4.) Consider the MIPS instruction code below.  Assume $s0 is the base address for 3 needed integer variables.  See problem 5, for how these variables look in memory.

            lw   $t0, 0($s0);

            lw   $t1, 4($s0);

            lw   $t3, 8($s0);

loop:    add $t1, $t1, $t0;

            addi $t1, $t1, 1 ;

            sll    $t2, $t0, 1;

            sub  $t0, $t2, $t1;

            slt   $t4, $t0, $t3;

            bne $zero, $t4, outofloop;

            j      loop;

outofloop:

Convert this MIPS TAL to C code.  Comment each line with instructions used to create the C statement on that line. (3 points)

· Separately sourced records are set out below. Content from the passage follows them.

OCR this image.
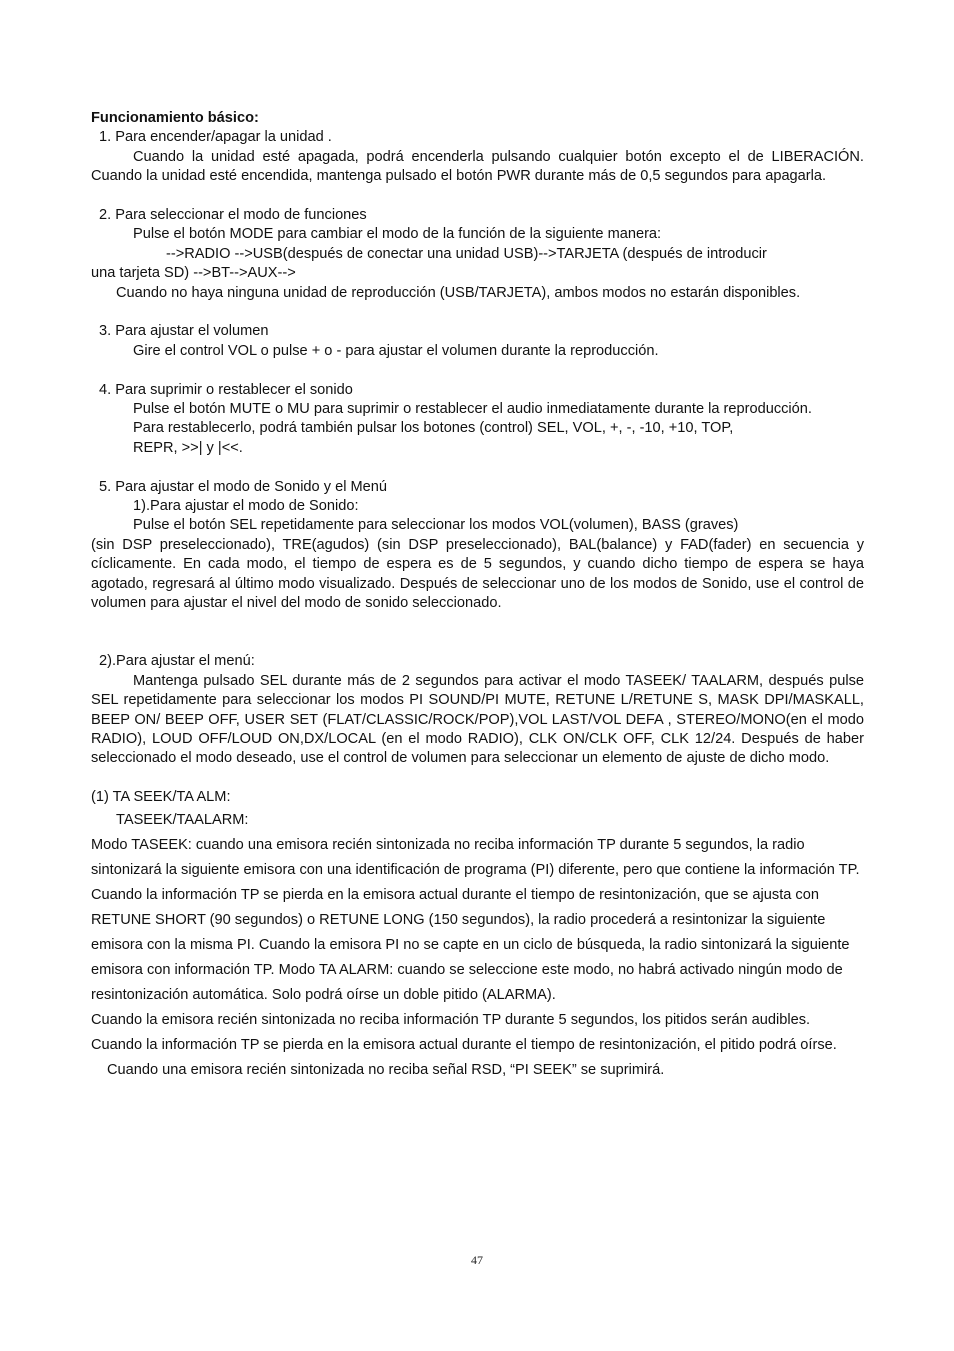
Funcionamiento básico:

1. Para encender/apagar la unidad .

Cuando la unidad esté apagada, podrá encenderla pulsando cualquier botón excepto el de LIBERACIÓN. Cuando la unidad esté encendida, mantenga pulsado el botón PWR durante más de 0,5 segundos para apagarla.

2. Para seleccionar el modo de funciones

Pulse el botón MODE para cambiar el modo de la función de la siguiente manera:

-->RADIO -->USB(después de conectar una unidad USB)-->TARJETA (después de introducir

una tarjeta SD) -->BT-->AUX-->

Cuando no haya ninguna unidad de reproducción (USB/TARJETA), ambos modos no estarán disponibles.

3. Para ajustar el volumen

Gire el control VOL o pulse + o - para ajustar el volumen durante la reproducción.

4. Para suprimir o restablecer el sonido

Pulse el botón MUTE o MU para suprimir o restablecer el audio inmediatamente durante la reproducción.

Para restablecerlo, podrá también pulsar los botones (control) SEL, VOL, +, -, -10, +10, TOP,

REPR, >>| y |<<.

5. Para ajustar el modo de Sonido y el Menú

1).Para ajustar el modo de Sonido:

Pulse el botón SEL repetidamente para seleccionar los modos VOL(volumen), BASS (graves)

(sin DSP preseleccionado), TRE(agudos) (sin DSP preseleccionado), BAL(balance) y FAD(fader) en secuencia y cíclicamente. En cada modo, el tiempo de espera es de 5 segundos, y cuando dicho tiempo de espera se haya agotado, regresará al último modo visualizado. Después de seleccionar uno de los modos de Sonido, use el control de volumen para ajustar el nivel del modo de sonido seleccionado.

2).Para ajustar el menú:

Mantenga pulsado SEL durante más de 2 segundos para activar el modo TASEEK/ TAALARM, después pulse SEL repetidamente para seleccionar los modos PI SOUND/PI MUTE, RETUNE L/RETUNE S, MASK DPI/MASKALL, BEEP ON/ BEEP OFF, USER SET (FLAT/CLASSIC/ROCK/POP),VOL LAST/VOL DEFA , STEREO/MONO(en el modo RADIO), LOUD OFF/LOUD ON,DX/LOCAL (en el modo RADIO), CLK ON/CLK OFF, CLK 12/24. Después de haber seleccionado el modo deseado, use el control de volumen para seleccionar un elemento de ajuste de dicho modo.

(1) TA SEEK/TA ALM:

TASEEK/TAALARM:

Modo TASEEK: cuando una emisora recién sintonizada no reciba información TP durante 5 segundos, la radio sintonizará la siguiente emisora con una identificación de programa (PI) diferente, pero que contiene la información TP.

Cuando la información TP se pierda en la emisora actual durante el tiempo de resintonización, que se ajusta con RETUNE SHORT (90 segundos) o RETUNE LONG (150 segundos), la radio procederá a resintonizar la siguiente emisora con la misma PI. Cuando la emisora PI no se capte en un ciclo de búsqueda, la radio sintonizará la siguiente emisora con información TP. Modo TA ALARM: cuando se seleccione este modo, no habrá activado ningún modo de resintonización automática. Solo podrá oírse un doble pitido (ALARMA).

Cuando la emisora recién sintonizada no reciba información TP durante 5 segundos, los pitidos serán audibles. Cuando la información TP se pierda en la emisora actual durante el tiempo de resintonización, el pitido podrá oírse.

Cuando una emisora recién sintonizada no reciba señal RSD, “PI SEEK” se suprimirá.

47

Code should look similar to this.

int a;      //        lw   $t0, 0($s0);       

int b;        //     lw   $t1, 4($s0);

int c;       //       lw   $t3, 8($s0);

int temp;   //$t2 = 2*a

cin << a <<b << c;    // Grader this is not necessary for the grade, because of lack of clarity with the variable declarations

while (1){    // loop:

    b= b+a + 1;      //add $t1, $t1, $t0; addi $t1, $t1, 1

    temp = 2*a;   //  sll    $t2, $t0, 1;

    a =  temp - b;   //sub  $t0, $t2, $t1;

    if (a < c)        \\ slt   $t4, $t0, $t3;bne $zero, $t4, outofloop;

       break;         \\ jump out of loop

}   //end while(1)

 

 

5.)  Consider the MIPS code above.  Now consider the 2 memory blocks below.  Higher addresses go up, each block is 4 bytes or 1 word.

Use the numbers in the memory blocks, in the program above.  And find the answers to the question below.

address            Block 1                        Block2

$s0 + 12

     ????????

 ?????

$s0 + 8

-120

-500

$s0 + 4

3

2

$s0 --->

5

9

How many times will the program loop for each given block of memory? (1/2 point each)

Block 1 will loop 9 times or go through 10 iterations.  Block 2 will loop 11 times or go through 12 iterations.